SACHA PFEIFFER, HOST:

For farmers, spring planting season is about to begin. In Minnesota, though, it's been a long, snowy winter. But that means it's still cold enough to grow an unusual crop. It's ice that people can climb. Dan Kraker of Minnesota Public Radio reports.

BRANDY ARREDONDO: Oh, gosh.

DAN KRAKER, BYLINE: Brandy Arredondo grabs two curved ice axes and warily approaches a frozen cliff face.

ARREDONDO: I'm super nervous. Yeah.

KRAKER: Her friend Juliet had talked her into trying ice climbing for the first time.

JULIET: OK, so hold on to the ice axes, one in each hand.

ARREDONDO: OK.

JULIET: Yes.

ARREDONDO: She swings an axe until it sticks in the glistening sheet of ice. Then she kicks in her crampons, metal spikes on her boots that stick into the ice. She slowly works her way up the vertical wall of ice about 10 feet or so until her hands get too cold to continue.

UNIDENTIFIED PERSON: Should I lower you?

ARREDONDO: Yes.

UNIDENTIFIED PERSON: OK.

JULIET: You did so good.

KRAKER: Back on solid ground, Arredondo says she'd definitely try it again - once her hands warm up.

ARREDONDO: Oh, it was very hard. Yeah, but I enjoyed it. It was fun.

KRAKER: People have climbed here in this abandoned rock quarry in Duluth since the early 1980s on ice that formed when water seeped down the 100-foot-tall cliff. But the natural ice was inconsistent. So over the past couple years, a group of local climbers installed an irrigation system that pumps water to the top of the cliff.

(SOUNDBITE OF SNOW CRUNCHING)

NICK FLEMING: From here all the way to the top, it's underground.

KRAKER: Head ice farmer Nick Fleming points out where volunteers buried a water line by hand along the edge of the quarry.

FLEMING: So that's 1,000 feet of pipe that's all underground.

KRAKER: All this for ice climbing, huh?

FLEMING: All this for ice climbing.

KRAKER: Irrigation heads along the top of the cliff spray water down the rock, which freezes into thick pillars and columns of ice.

(SOUNDBITE OF WATER SPLASHING)

KRAKER: Fleming works 24-hour shifts as a firefighter. When he's off, he's usually here, farming ice with other volunteers or tinkering with the system.

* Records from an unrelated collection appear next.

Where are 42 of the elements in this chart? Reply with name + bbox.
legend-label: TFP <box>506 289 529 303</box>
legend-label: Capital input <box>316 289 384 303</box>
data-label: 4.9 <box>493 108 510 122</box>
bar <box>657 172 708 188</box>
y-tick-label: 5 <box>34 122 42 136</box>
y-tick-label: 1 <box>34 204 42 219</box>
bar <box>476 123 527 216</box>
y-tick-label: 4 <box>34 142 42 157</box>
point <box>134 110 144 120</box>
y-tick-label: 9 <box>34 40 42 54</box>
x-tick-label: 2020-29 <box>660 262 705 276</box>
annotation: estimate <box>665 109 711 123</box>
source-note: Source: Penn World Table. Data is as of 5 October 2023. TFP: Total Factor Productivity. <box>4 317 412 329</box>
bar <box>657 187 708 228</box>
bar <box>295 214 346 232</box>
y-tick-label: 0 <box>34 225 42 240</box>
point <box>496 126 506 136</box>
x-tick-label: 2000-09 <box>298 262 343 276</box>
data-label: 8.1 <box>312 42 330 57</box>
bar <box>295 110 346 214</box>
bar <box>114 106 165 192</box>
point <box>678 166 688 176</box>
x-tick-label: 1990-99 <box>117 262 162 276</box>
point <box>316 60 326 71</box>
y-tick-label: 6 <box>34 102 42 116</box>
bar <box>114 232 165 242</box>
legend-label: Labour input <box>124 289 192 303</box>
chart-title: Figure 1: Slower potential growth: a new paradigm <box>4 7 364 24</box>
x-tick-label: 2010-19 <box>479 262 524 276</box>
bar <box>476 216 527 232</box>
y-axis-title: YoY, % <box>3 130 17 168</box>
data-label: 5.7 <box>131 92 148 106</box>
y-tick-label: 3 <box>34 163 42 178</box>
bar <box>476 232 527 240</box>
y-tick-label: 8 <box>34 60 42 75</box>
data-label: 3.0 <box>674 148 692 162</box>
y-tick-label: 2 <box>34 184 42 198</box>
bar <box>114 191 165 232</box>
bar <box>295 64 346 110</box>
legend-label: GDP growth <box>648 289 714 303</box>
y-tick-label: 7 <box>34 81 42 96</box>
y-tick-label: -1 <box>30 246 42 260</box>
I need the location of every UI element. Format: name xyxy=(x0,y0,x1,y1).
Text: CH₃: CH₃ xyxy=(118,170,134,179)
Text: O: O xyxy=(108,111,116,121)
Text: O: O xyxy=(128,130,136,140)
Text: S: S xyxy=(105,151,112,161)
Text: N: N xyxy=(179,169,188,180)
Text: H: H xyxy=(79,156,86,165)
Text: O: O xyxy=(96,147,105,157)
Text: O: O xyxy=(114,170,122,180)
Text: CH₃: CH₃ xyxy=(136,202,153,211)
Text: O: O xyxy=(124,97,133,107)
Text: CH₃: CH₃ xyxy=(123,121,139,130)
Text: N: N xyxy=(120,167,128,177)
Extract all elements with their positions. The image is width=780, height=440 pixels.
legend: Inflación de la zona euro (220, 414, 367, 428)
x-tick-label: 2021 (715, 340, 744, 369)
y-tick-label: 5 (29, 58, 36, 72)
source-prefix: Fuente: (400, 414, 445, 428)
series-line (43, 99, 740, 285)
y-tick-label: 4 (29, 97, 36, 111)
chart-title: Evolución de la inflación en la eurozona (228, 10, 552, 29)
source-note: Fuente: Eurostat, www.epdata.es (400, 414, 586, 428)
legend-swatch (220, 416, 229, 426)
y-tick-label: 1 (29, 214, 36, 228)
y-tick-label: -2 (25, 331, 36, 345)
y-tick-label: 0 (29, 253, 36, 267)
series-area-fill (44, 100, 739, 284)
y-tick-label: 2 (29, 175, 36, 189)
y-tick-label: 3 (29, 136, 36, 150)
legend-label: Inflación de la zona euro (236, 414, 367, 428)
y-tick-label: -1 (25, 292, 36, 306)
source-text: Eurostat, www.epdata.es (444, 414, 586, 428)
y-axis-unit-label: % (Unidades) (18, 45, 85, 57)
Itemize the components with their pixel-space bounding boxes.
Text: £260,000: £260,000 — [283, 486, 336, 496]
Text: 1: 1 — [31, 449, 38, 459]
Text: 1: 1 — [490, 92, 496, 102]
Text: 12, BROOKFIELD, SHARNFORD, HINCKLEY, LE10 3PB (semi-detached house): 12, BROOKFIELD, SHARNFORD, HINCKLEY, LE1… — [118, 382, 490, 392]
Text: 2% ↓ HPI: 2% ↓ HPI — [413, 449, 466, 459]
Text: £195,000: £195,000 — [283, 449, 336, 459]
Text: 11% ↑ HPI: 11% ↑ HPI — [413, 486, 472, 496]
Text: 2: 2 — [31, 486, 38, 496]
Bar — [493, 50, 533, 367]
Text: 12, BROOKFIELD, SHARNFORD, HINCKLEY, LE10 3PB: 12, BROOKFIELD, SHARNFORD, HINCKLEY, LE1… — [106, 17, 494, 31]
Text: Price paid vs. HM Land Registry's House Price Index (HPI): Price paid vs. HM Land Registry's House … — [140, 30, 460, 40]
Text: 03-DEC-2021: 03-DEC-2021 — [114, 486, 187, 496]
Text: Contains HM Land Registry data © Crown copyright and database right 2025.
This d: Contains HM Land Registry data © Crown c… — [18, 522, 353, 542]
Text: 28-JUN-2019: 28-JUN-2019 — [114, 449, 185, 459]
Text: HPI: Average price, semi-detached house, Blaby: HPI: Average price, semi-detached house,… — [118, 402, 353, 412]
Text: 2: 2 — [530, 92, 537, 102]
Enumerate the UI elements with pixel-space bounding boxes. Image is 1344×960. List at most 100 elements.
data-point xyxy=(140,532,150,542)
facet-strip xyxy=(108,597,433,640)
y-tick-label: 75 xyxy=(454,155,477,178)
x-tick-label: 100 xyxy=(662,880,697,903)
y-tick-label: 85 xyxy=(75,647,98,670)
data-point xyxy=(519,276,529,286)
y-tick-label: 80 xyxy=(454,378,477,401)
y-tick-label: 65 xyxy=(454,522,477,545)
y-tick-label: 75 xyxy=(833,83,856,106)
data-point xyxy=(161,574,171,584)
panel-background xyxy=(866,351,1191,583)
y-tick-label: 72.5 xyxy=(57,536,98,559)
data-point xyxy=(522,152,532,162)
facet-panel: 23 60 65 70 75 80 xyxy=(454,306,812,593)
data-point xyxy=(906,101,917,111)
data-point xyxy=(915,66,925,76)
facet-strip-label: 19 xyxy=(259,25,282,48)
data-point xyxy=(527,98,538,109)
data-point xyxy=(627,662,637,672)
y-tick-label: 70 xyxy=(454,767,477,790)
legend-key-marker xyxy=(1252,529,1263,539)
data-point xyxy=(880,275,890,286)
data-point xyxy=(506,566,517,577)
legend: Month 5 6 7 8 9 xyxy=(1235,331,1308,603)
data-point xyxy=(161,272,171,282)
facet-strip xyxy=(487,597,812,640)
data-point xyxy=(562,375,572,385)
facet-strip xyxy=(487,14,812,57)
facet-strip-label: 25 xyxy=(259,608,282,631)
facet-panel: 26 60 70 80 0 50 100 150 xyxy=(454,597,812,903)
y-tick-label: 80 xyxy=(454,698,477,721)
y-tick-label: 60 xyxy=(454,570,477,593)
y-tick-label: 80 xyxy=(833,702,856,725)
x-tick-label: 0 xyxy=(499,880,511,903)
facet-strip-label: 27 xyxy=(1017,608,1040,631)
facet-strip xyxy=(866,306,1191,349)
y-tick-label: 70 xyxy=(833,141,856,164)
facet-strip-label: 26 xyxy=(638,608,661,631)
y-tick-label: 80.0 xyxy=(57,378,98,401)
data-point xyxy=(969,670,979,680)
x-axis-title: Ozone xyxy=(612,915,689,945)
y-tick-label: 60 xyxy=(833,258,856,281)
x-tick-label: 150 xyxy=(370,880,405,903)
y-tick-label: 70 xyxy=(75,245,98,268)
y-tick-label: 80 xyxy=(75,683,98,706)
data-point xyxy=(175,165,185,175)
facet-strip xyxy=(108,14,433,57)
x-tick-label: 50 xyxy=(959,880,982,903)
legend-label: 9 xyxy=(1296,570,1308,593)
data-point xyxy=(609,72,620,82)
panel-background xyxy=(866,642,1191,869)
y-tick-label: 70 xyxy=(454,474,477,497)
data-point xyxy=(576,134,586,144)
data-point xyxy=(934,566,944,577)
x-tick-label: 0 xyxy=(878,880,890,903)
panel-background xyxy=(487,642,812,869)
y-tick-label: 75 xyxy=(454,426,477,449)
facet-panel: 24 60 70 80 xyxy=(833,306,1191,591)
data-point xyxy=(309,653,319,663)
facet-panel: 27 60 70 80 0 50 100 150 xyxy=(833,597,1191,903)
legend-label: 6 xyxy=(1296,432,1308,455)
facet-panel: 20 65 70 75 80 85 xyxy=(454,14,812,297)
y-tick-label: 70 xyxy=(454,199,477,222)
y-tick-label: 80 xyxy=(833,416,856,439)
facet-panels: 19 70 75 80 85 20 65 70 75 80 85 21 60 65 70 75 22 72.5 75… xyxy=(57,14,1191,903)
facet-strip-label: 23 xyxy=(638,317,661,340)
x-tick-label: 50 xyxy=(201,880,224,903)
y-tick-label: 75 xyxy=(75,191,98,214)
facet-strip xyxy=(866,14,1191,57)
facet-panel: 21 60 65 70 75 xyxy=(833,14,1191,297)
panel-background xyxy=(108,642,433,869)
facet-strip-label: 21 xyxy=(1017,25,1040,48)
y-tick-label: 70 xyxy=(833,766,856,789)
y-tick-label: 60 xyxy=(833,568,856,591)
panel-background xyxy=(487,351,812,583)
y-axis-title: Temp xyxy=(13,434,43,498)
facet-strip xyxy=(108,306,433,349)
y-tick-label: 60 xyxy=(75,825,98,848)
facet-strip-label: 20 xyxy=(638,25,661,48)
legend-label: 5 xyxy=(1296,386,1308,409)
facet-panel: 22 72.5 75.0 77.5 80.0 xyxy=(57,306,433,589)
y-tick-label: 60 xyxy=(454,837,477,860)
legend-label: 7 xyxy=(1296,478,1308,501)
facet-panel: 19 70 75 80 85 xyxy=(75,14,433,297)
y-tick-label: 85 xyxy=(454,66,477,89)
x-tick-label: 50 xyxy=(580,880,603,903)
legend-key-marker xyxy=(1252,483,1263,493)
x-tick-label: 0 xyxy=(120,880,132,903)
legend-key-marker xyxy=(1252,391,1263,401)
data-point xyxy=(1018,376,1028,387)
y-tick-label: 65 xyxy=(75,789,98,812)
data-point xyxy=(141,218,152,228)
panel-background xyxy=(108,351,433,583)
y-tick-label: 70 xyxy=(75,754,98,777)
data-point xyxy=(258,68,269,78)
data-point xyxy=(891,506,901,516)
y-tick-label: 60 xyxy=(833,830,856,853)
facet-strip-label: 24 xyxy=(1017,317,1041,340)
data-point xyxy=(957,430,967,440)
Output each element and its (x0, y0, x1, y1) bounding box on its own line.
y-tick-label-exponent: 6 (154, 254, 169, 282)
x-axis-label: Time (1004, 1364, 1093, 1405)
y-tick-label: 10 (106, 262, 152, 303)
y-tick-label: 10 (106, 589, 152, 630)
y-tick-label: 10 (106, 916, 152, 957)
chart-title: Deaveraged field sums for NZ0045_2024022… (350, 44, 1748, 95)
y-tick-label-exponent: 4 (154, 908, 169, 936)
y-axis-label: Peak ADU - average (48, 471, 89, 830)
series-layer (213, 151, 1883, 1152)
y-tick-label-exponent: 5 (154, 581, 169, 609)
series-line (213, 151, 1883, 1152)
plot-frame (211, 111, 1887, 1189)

FLEMING: We took what was originally just a partying and dumping area hidden in the woods, and we turned it into a recreational spot for everyone to use.

KRAKER: Most ice climbing is still done on natural ice in the mountain west and northeast, but word of Minnesota's ice parks is getting out.

ERIC BARNARD: Last year, we had multiple groups that came from Texas, North Carolina, Kansas, Nebraska.

KRAKER: Eric Barnard is one of the ice farmers who maintain the Winona Ice Park in southeastern Minnesota on a bluff overlooking the Mississippi River.

BARNARD: I always joke like, running thousands of feet of pipe filled with water in a Minnesota winter - like, what could go wrong, right?

KRAKER: The answer, of course, is plenty. The biggest problem is the lines freezing up.

BARNARD: All you can do is laugh about it. Like, when you're getting sprayed in the face by hundreds of gallons of water a minute and you're soaked and covered in ice, it's really absurd.

KRAKER: The first ice farming system in the country was installed 28 years ago at the Ouray Ice Park in southwestern Colorado. Now four full-time farmers maintain routes that draw more than 20,000 climbers from around the world every year. Executive director Peter O'Neil says he's thrilled to see the growth in ice climbing parks.

PETER O'NEIL: I think that's fantastic, right? I mean, the more people that you can introduce to ice climbing and that discover an outdoor recreational pursuit that they can do in the winter is great.

KRAKER: He says one of the hardest parts about ice climbing is finding a place to do it. Minnesota seems to be addressing that challenge. It now has three city-owned parks featuring volunteer-run ice farming systems. Climbers here say that's more than any other state in the country.